Washington Law Review


Single-sex education in public school systems has become increasingly popular in recent years. The Equal Rights Amendment to the Washington State Constitution (ERA) requires that males and females be treated equally where state action, such as public education, is involved. As demonstrated by the ERA's legislative history and Washington case law, the ERA prohibits differentiation on the basis of sex alone, which occurs where an individual would be treated differently in a given situation if that person were of the opposite sex. Legislative history and case law recognize two narrow exceptions to the ERA. Under the first exception, classification based on sex is permissible if it is based on actual physical differences between the sexes. The second exception allows sex-based distinctions in the context of affirmative action programs intended solely to ameliorate the effects of past discrimination. This Comment argues that based on the Amendment's plain meaning and legislative history, as well as both binding and persuasive precedent, single-sex public education contravenes the ERA by differentiating on the basis of sex alone.
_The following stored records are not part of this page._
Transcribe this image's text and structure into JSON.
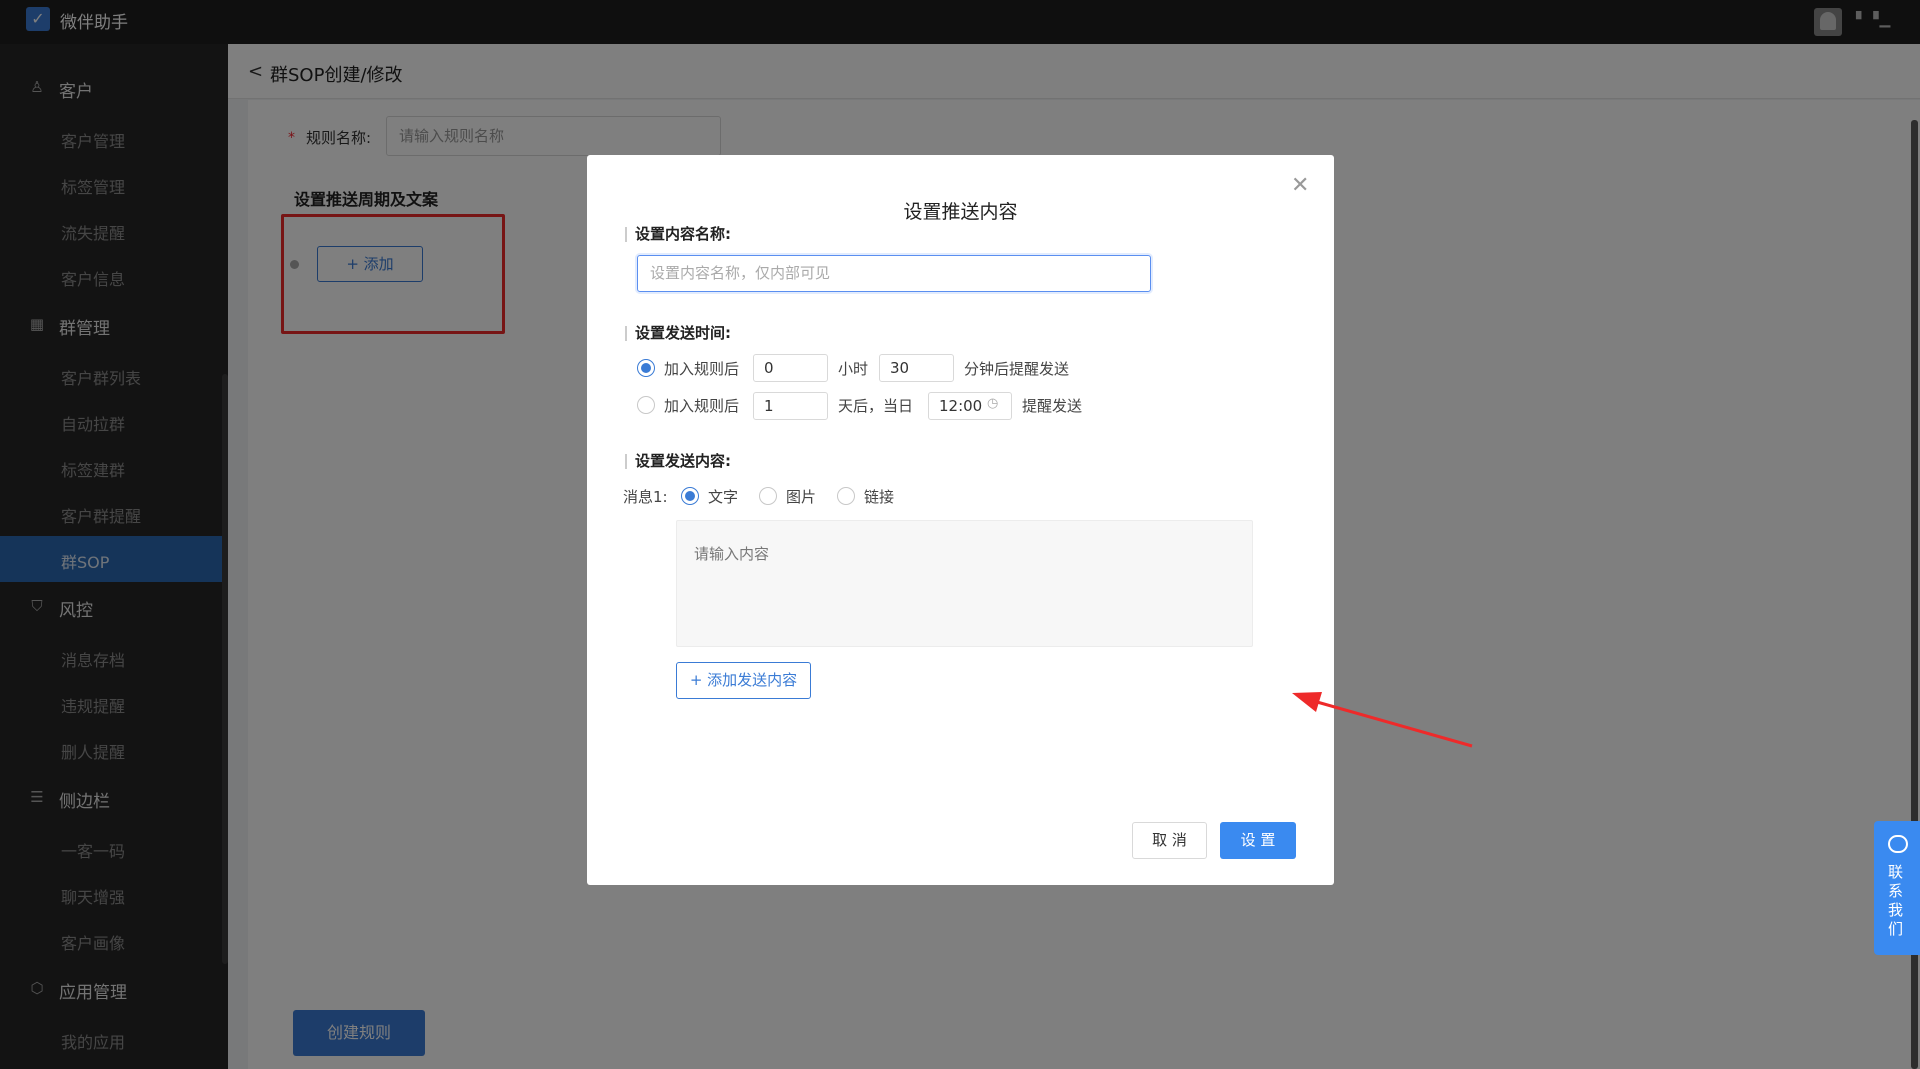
{
  "app": {
    "name": "微伴助手",
    "username": "▘▝▁"
  },
  "sidebar": {
    "groups": [
      {
        "label": "客户",
        "icon": "user-icon",
        "items": [
          "客户管理",
          "标签管理",
          "流失提醒",
          "客户信息"
        ]
      },
      {
        "label": "群管理",
        "icon": "grid-icon",
        "items": [
          "客户群列表",
          "自动拉群",
          "标签建群",
          "客户群提醒",
          "群SOP"
        ]
      },
      {
        "label": "风控",
        "icon": "shield-icon",
        "items": [
          "消息存档",
          "违规提醒",
          "删人提醒"
        ]
      },
      {
        "label": "侧边栏",
        "icon": "sidebar-icon",
        "items": [
          "一客一码",
          "聊天增强",
          "客户画像"
        ]
      },
      {
        "label": "应用管理",
        "icon": "cube-icon",
        "items": [
          "我的应用"
        ]
      }
    ],
    "active_item": "群SOP"
  },
  "page": {
    "title": "群SOP创建/修改",
    "rule_name_label": "规则名称:",
    "rule_name_placeholder": "请输入规则名称",
    "section_title": "设置推送周期及文案",
    "add_label": "+ 添加",
    "create_label": "创建规则"
  },
  "modal": {
    "title": "设置推送内容",
    "content_name_label": "设置内容名称:",
    "content_name_placeholder": "设置内容名称，仅内部可见",
    "send_time_label": "设置发送时间:",
    "option1": {
      "prefix": "加入规则后",
      "hours": "0",
      "hours_unit": "小时",
      "minutes": "30",
      "suffix": "分钟后提醒发送",
      "selected": true
    },
    "option2": {
      "prefix": "加入规则后",
      "days": "1",
      "days_unit": "天后，当日",
      "time": "12:00",
      "suffix": "提醒发送",
      "selected": false
    },
    "send_content_label": "设置发送内容:",
    "message_label": "消息1:",
    "message_types": [
      "文字",
      "图片",
      "链接"
    ],
    "selected_type": "文字",
    "content_placeholder": "请输入内容",
    "add_content_label": "+ 添加发送内容",
    "cancel_label": "取 消",
    "confirm_label": "设 置"
  },
  "contact": {
    "label": "联系我们"
  },
  "colors": {
    "primary": "#3a7bd5",
    "highlight": "#ee2a2a",
    "sidebar_bg": "#272727",
    "topbar_bg": "#1f1f1f"
  }
}
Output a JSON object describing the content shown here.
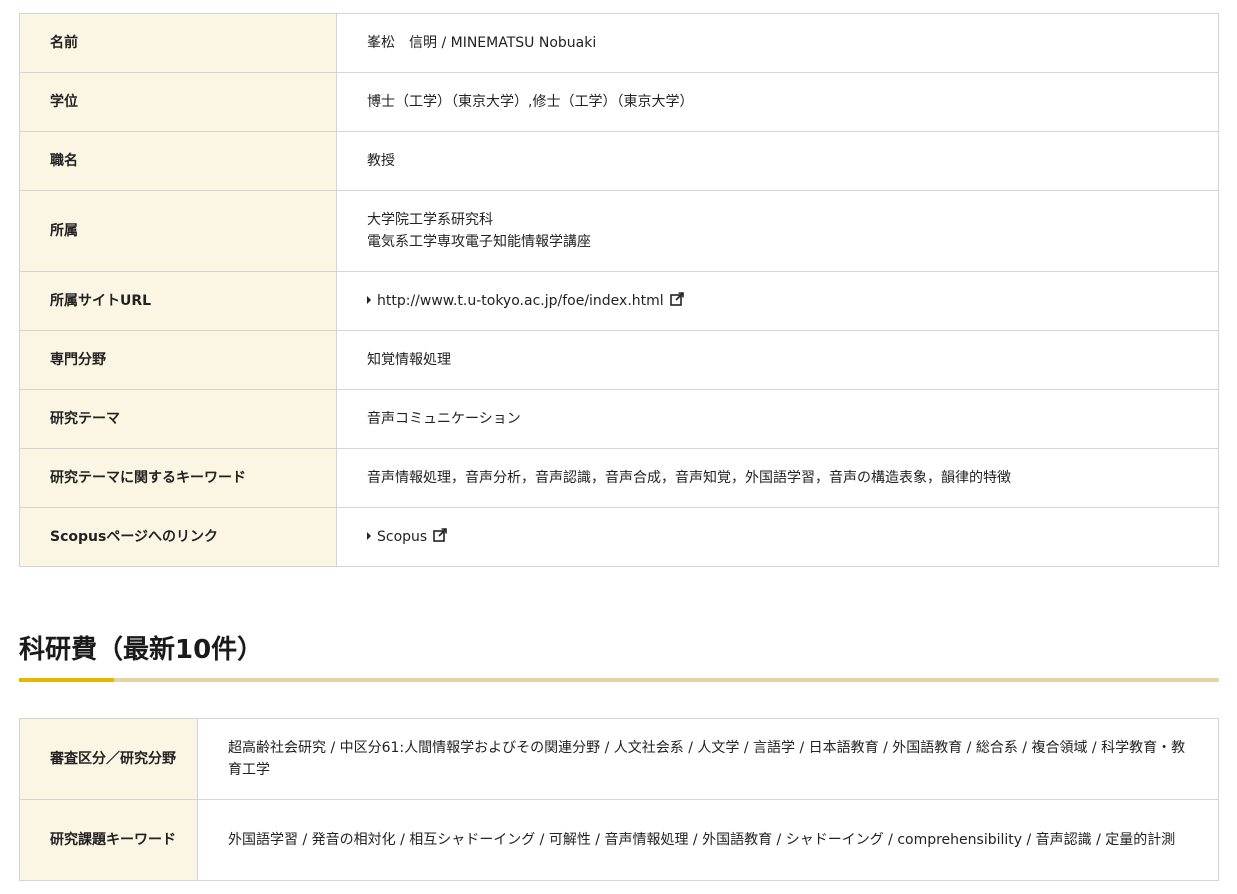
{
  "profile": {
    "rows": [
      {
        "label": "名前",
        "value": "峯松　信明 / MINEMATSU Nobuaki"
      },
      {
        "label": "学位",
        "value": "博士（工学）（東京大学）,修士（工学）（東京大学）"
      },
      {
        "label": "職名",
        "value": "教授"
      },
      {
        "label": "所属",
        "lines": [
          "大学院工学系研究科",
          "電気系工学専攻電子知能情報学講座"
        ]
      },
      {
        "label": "所属サイトURL",
        "link": "http://www.t.u-tokyo.ac.jp/foe/index.html",
        "icon": "external-link-icon"
      },
      {
        "label": "専門分野",
        "value": "知覚情報処理"
      },
      {
        "label": "研究テーマ",
        "value": "音声コミュニケーション"
      },
      {
        "label": "研究テーマに関するキーワード",
        "value": "音声情報処理，音声分析，音声認識，音声合成，音声知覚，外国語学習，音声の構造表象，韻律的特徴"
      },
      {
        "label": "Scopusページへのリンク",
        "link": "Scopus",
        "icon": "external-link-icon"
      }
    ]
  },
  "kaken": {
    "heading": "科研費（最新10件）",
    "rows": [
      {
        "label": "審査区分／研究分野",
        "value": "超高齢社会研究 / 中区分61:人間情報学およびその関連分野 / 人文社会系 / 人文学 / 言語学 / 日本語教育 / 外国語教育 / 総合系 / 複合領域 / 科学教育・教育工学"
      },
      {
        "label": "研究課題キーワード",
        "value": "外国語学習 / 発音の相対化 / 相互シャドーイング / 可解性 / 音声情報処理 / 外国語教育 / シャドーイング / comprehensibility / 音声認識 / 定量的計測"
      }
    ]
  },
  "colors": {
    "header_bg": "#fbf6e3",
    "border": "#d4d4d4",
    "accent": "#e8b500",
    "rule": "#e3d5a4"
  }
}
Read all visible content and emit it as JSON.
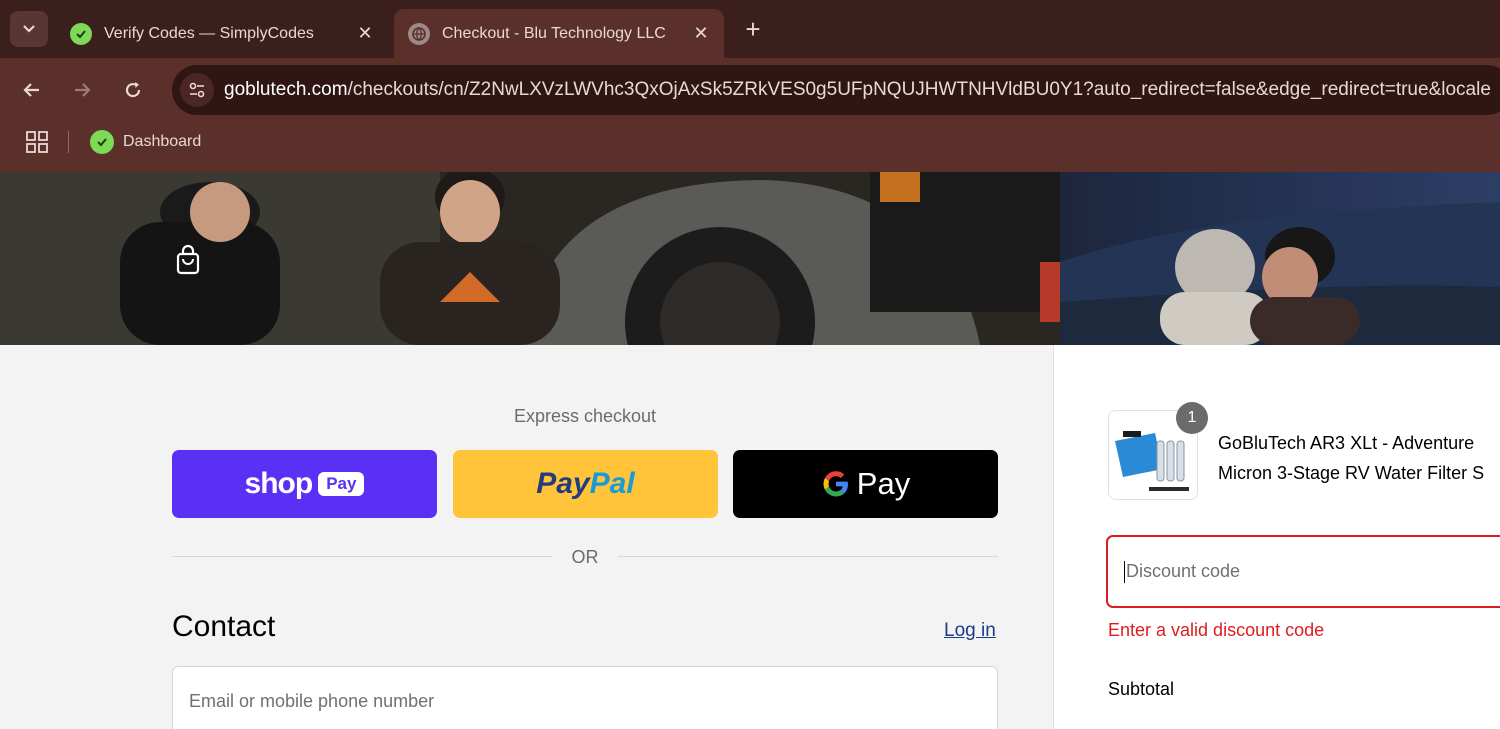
{
  "browser": {
    "tabs": [
      {
        "title": "Verify Codes — SimplyCodes",
        "active": false
      },
      {
        "title": "Checkout - Blu Technology LLC",
        "active": true
      }
    ],
    "new_tab_label": "+",
    "close_label": "✕",
    "url_host": "goblutech.com",
    "url_path": "/checkouts/cn/Z2NwLXVzLWVhc3QxOjAxSk5ZRkVES0g5UFpNQUJHWTNHVldBU0Y1?auto_redirect=false&edge_redirect=true&locale",
    "bookmarks": [
      {
        "label": "Dashboard"
      }
    ]
  },
  "checkout": {
    "express_label": "Express checkout",
    "shop_pay": {
      "word": "shop",
      "pill": "Pay"
    },
    "paypal": {
      "pay": "Pay",
      "pal": "Pal"
    },
    "gpay": {
      "word": "Pay"
    },
    "or_label": "OR",
    "contact_title": "Contact",
    "login_label": "Log in",
    "email_placeholder": "Email or mobile phone number"
  },
  "summary": {
    "quantity": "1",
    "product_line1": "GoBluTech AR3 XLt - Adventure",
    "product_line2": "Micron 3-Stage RV Water Filter S",
    "discount_placeholder": "Discount code",
    "discount_error": "Enter a valid discount code",
    "subtotal_label": "Subtotal"
  },
  "colors": {
    "shop_pay": "#5a31f4",
    "paypal": "#ffc439",
    "gpay": "#000000",
    "error": "#dd1d1d",
    "link": "#1b3a8a"
  }
}
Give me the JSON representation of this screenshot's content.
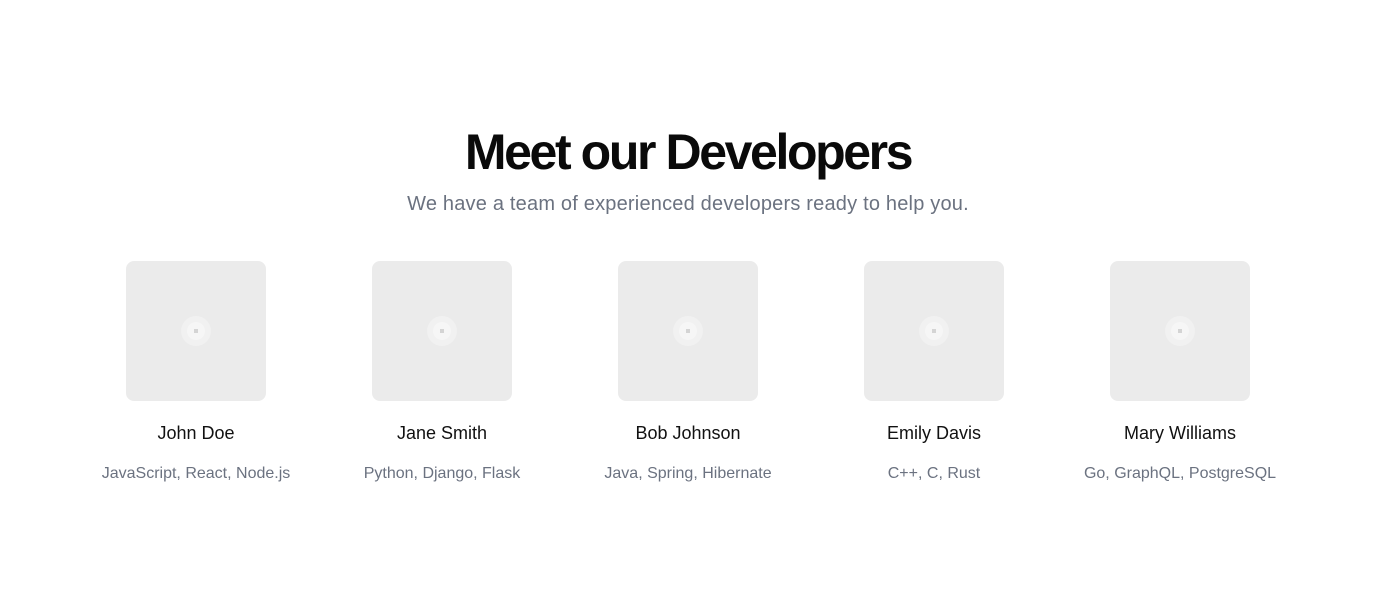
{
  "header": {
    "title": "Meet our Developers",
    "subtitle": "We have a team of experienced developers ready to help you."
  },
  "developers": [
    {
      "name": "John Doe",
      "skills": "JavaScript, React, Node.js",
      "avatar_icon": "image-placeholder-icon"
    },
    {
      "name": "Jane Smith",
      "skills": "Python, Django, Flask",
      "avatar_icon": "image-placeholder-icon"
    },
    {
      "name": "Bob Johnson",
      "skills": "Java, Spring, Hibernate",
      "avatar_icon": "image-placeholder-icon"
    },
    {
      "name": "Emily Davis",
      "skills": "C++, C, Rust",
      "avatar_icon": "image-placeholder-icon"
    },
    {
      "name": "Mary Williams",
      "skills": "Go, GraphQL, PostgreSQL",
      "avatar_icon": "image-placeholder-icon"
    }
  ],
  "colors": {
    "background": "#ffffff",
    "heading": "#0a0a0a",
    "muted_text": "#6b7280",
    "avatar_bg": "#ebebeb"
  }
}
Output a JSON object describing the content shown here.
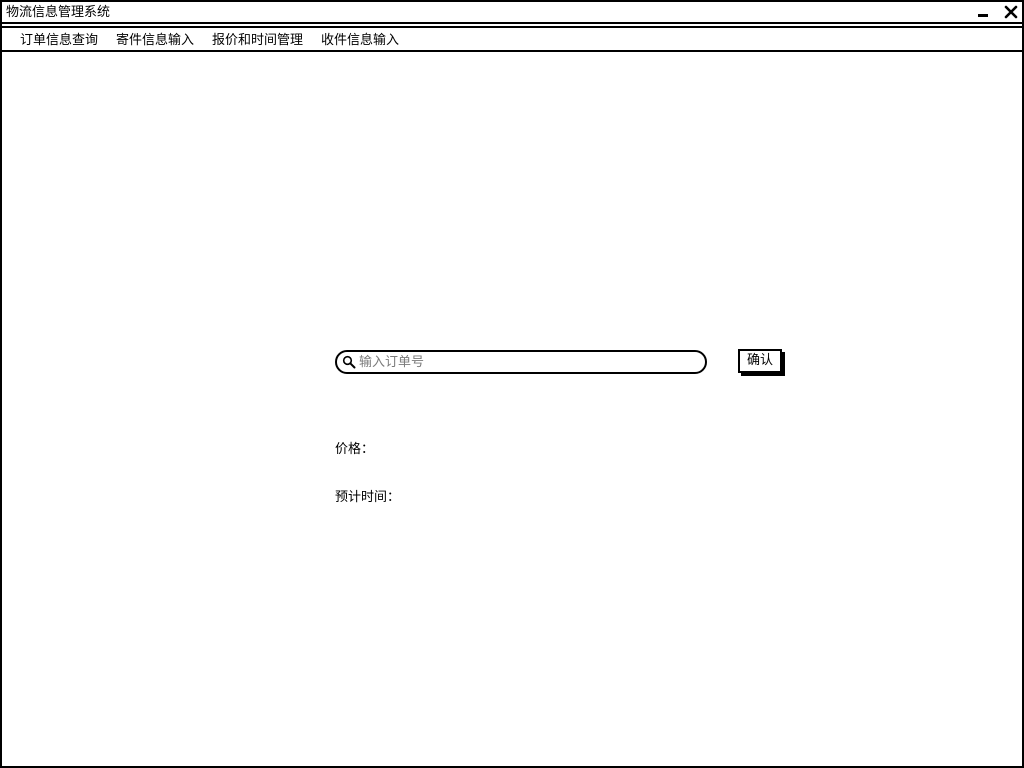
{
  "window": {
    "title": "物流信息管理系统"
  },
  "menu": {
    "items": [
      {
        "label": "订单信息查询"
      },
      {
        "label": "寄件信息输入"
      },
      {
        "label": "报价和时间管理"
      },
      {
        "label": "收件信息输入"
      }
    ]
  },
  "search": {
    "placeholder": "输入订单号",
    "value": "",
    "icon": "search-icon"
  },
  "confirm_button": {
    "label": "确认"
  },
  "fields": {
    "price_label": "价格：",
    "time_label": "预计时间："
  }
}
Single-sex public education violates the ERA based on the plain meaning of the Amendment, which mandates equality between the sexes. Single-sex public education also runs afoul of the ERA by effecting arbitrary sex-based classifications: but for a given student's sex, that student would be allowed into a particular class or school. Moreover, a Pennsylvania court has held that single-sex public education violates Pennsylvania's ERA, which parallels Washington's ERA in language, purpose, and application. Finally, single-sex public education does not currently satisfy either of the two narrow exceptions to Washington's ERA: learning does not involve an actual physical difference between the sexes, and single-sex classes and schools are not affirmative action programs intended solely to mitigate the effects of past discrimination.